Journalists need to focus on the fact that climate change is an issue that impacts human health, it also has far reaching social impacts. Perhaps most importantly people and businesses need to understand that climate change is an economic issue. The business community must come to terms with the fact that they have a leadership role to play in solving the climate crisis and the full weight of technological innovation must be brought to bear.
Business oriented publications that continue on the denier train are doing a profound disservice to their readership. With comments like “Global Warming is a Fraud," publications like Investors Business Daily are not only delaying action from the business community they are providing pretexts for businesses to position themselves on the wrong side of an issue that will have calamitous consequences both for the individual enterprise and for the global economy.
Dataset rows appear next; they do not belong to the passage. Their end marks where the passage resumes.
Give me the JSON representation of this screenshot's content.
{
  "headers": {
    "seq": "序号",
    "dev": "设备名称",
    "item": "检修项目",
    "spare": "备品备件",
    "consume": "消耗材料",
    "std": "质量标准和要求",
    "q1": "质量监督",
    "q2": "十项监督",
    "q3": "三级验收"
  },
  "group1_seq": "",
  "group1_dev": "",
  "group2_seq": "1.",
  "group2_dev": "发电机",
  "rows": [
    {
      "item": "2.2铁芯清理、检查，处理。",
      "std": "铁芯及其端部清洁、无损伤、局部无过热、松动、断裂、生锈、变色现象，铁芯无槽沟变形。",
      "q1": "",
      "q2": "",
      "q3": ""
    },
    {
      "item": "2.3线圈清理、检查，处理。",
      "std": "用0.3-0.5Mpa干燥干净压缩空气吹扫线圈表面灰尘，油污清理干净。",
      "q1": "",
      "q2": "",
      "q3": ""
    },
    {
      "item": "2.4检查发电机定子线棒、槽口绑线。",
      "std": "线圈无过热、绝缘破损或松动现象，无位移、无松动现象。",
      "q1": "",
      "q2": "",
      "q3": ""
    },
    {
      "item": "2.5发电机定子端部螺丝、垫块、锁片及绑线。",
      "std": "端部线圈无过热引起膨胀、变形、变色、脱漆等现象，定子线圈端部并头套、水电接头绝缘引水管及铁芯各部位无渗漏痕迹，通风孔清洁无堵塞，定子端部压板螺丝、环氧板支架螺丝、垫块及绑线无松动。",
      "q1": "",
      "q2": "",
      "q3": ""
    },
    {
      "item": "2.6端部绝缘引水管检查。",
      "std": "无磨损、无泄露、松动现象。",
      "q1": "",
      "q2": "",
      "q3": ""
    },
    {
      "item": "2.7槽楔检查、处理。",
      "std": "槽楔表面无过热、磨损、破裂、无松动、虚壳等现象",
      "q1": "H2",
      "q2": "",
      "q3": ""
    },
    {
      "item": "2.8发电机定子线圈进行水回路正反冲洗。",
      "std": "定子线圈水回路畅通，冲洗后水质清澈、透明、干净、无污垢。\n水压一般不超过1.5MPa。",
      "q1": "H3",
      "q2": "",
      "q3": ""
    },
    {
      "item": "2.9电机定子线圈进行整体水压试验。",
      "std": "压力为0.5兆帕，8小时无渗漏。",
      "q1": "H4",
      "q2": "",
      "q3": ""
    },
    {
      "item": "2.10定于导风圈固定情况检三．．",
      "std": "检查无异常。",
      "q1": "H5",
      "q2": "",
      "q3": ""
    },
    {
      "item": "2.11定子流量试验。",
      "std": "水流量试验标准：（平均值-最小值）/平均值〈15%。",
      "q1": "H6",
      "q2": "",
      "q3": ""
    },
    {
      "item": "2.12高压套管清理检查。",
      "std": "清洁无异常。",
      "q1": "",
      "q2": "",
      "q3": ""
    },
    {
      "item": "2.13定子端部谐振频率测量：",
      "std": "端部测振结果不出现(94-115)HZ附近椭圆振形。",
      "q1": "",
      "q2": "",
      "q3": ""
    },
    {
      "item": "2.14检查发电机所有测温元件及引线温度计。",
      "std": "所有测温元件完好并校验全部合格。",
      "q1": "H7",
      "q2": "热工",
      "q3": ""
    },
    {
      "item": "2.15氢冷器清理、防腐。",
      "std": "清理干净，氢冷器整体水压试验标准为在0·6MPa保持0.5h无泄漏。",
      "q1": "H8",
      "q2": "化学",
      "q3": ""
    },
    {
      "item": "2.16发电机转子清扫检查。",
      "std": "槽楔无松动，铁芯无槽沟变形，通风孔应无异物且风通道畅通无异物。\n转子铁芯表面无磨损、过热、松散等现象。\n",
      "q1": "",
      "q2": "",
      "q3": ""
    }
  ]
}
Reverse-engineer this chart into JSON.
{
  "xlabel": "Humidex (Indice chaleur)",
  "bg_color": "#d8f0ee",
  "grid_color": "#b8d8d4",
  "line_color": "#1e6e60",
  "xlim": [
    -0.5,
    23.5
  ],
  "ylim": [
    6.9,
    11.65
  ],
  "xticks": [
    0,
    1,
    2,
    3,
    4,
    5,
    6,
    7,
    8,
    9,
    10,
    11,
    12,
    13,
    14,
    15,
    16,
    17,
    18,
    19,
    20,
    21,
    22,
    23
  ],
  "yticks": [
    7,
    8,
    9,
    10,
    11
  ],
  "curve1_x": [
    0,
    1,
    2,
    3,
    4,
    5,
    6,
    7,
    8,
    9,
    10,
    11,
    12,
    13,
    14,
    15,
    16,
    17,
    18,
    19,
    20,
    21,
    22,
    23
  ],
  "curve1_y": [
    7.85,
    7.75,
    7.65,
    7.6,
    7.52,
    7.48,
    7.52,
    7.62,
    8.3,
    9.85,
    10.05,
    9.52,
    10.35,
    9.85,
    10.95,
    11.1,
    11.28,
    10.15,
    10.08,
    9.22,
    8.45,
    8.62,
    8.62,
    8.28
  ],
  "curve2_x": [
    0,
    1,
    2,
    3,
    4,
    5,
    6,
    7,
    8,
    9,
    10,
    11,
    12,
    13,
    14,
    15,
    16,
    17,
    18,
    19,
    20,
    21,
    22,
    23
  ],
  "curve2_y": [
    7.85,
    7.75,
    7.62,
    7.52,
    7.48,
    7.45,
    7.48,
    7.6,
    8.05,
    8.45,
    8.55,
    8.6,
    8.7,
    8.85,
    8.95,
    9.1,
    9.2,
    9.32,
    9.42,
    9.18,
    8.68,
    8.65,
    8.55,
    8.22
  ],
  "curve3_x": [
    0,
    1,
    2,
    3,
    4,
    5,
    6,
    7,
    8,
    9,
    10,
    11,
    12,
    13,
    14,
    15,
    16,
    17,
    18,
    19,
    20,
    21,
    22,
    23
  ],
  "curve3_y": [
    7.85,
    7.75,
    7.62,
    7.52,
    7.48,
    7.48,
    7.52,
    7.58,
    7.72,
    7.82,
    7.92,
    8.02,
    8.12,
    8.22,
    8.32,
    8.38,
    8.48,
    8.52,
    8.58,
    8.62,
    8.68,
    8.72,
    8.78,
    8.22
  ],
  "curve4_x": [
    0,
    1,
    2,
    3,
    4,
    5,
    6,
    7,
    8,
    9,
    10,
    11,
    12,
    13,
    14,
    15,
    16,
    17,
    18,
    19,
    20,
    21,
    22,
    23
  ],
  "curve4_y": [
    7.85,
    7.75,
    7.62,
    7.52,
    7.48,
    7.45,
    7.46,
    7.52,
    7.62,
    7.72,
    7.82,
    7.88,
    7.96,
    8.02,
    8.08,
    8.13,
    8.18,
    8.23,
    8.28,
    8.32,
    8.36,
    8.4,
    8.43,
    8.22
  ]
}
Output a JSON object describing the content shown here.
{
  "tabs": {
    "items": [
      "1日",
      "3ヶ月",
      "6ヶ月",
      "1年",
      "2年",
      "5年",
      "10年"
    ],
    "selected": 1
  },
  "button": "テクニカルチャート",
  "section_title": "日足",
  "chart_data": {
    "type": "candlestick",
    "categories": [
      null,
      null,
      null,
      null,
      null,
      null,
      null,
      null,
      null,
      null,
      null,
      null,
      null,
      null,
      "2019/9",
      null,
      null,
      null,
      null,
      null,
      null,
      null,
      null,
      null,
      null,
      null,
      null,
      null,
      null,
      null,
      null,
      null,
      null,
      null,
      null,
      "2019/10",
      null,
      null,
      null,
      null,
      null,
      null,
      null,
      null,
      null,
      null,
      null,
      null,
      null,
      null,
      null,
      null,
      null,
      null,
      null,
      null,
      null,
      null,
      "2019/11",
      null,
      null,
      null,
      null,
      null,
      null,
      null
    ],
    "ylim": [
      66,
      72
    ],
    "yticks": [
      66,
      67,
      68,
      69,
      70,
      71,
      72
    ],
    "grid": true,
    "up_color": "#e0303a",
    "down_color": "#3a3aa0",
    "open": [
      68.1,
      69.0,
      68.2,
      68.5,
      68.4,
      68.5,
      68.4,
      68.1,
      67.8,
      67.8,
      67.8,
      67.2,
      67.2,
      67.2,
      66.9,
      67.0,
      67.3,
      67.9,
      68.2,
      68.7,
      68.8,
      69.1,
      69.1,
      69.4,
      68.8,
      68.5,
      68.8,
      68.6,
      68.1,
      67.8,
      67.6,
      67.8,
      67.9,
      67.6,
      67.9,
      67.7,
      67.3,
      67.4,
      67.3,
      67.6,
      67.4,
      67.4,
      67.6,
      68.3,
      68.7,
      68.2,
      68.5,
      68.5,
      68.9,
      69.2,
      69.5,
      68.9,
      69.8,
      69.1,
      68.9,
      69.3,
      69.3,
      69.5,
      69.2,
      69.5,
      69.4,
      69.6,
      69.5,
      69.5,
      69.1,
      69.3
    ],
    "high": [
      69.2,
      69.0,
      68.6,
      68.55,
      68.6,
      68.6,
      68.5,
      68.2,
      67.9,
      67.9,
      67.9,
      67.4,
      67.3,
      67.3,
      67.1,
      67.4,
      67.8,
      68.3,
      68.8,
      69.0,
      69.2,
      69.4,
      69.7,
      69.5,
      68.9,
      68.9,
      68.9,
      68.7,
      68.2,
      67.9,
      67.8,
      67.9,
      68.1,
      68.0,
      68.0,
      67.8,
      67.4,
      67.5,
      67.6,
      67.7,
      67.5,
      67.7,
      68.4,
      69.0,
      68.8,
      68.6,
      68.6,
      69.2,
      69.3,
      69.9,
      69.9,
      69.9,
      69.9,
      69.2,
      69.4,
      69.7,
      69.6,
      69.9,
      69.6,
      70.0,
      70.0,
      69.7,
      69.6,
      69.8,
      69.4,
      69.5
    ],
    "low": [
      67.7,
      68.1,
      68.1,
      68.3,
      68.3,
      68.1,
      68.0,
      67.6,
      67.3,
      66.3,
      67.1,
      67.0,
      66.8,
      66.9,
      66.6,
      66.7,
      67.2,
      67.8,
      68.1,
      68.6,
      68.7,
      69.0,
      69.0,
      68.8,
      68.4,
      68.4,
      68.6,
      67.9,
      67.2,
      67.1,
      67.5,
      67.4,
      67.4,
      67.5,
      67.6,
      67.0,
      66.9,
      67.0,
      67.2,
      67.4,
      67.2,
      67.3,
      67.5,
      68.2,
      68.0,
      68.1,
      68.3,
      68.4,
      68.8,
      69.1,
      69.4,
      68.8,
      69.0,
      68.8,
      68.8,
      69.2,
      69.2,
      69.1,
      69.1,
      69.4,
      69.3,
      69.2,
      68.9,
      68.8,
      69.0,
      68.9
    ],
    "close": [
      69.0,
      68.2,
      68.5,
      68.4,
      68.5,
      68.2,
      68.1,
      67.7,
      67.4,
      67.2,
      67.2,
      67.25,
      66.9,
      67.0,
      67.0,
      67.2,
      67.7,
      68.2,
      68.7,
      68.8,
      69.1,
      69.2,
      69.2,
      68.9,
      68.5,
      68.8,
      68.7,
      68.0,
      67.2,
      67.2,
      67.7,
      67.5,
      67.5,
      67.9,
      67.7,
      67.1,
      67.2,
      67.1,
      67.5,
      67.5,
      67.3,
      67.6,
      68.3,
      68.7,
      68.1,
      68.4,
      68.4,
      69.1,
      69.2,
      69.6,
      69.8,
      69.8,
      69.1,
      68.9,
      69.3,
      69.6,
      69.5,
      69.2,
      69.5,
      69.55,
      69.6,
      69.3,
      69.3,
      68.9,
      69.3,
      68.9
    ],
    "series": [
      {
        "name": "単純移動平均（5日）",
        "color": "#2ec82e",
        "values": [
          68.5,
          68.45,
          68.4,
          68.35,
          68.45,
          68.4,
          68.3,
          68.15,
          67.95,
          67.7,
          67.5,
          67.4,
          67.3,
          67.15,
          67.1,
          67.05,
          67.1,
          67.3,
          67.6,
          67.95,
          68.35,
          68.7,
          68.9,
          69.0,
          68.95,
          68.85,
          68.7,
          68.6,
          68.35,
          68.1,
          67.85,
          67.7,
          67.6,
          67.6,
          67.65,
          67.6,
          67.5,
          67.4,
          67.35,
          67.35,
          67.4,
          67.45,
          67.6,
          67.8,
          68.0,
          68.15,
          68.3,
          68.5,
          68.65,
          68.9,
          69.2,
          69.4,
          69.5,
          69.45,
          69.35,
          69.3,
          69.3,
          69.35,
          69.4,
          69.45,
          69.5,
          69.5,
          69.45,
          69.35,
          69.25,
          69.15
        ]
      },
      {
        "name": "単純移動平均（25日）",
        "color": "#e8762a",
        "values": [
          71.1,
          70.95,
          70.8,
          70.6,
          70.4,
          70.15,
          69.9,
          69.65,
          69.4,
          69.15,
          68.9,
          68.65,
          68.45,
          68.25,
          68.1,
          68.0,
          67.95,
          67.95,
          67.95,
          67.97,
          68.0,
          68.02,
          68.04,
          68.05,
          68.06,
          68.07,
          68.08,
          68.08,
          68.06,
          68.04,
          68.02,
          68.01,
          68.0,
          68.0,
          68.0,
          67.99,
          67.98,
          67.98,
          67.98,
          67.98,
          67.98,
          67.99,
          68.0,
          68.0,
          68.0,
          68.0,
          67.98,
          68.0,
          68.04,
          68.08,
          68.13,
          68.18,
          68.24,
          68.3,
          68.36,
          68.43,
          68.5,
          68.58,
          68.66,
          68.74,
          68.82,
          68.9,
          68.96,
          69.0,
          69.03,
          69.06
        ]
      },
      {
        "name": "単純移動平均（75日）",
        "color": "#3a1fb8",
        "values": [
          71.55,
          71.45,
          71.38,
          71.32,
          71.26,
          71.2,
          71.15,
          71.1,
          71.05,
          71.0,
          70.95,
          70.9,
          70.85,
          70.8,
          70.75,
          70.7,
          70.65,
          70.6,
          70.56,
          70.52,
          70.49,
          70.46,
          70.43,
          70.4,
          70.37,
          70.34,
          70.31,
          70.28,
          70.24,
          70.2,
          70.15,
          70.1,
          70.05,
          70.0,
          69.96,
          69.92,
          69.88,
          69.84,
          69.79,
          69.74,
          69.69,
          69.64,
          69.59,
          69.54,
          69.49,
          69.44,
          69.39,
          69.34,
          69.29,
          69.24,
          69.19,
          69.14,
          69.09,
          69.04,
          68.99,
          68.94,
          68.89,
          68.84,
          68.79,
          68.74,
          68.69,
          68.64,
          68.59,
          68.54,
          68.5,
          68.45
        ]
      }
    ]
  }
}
Of course the government must play an important role both in terms of supporting innovation, and through regulation and legislation that mandates environmentally responsible practices. However, in a democracy governments far too often respond to the demands of a critical mass rather than engage in responsible leadership. Popular support will cause governments to change and but this requires that people have a better understanding of the facts.
Objective reporting on the climate crisis and its systemic causes would go a long way to help people come to terms with the facts. We also need more reporting about the way which we can solve the climate crisis.
Responsible reporting entails journalistic policies that are designed to circulate our best understanding of the facts not present economically motivated subterfuge.
The media has a crucial role to play in building global consensus. Until we have widespread understanding about the science of climate change politicians will not engage the issue on the scale required to make a difference.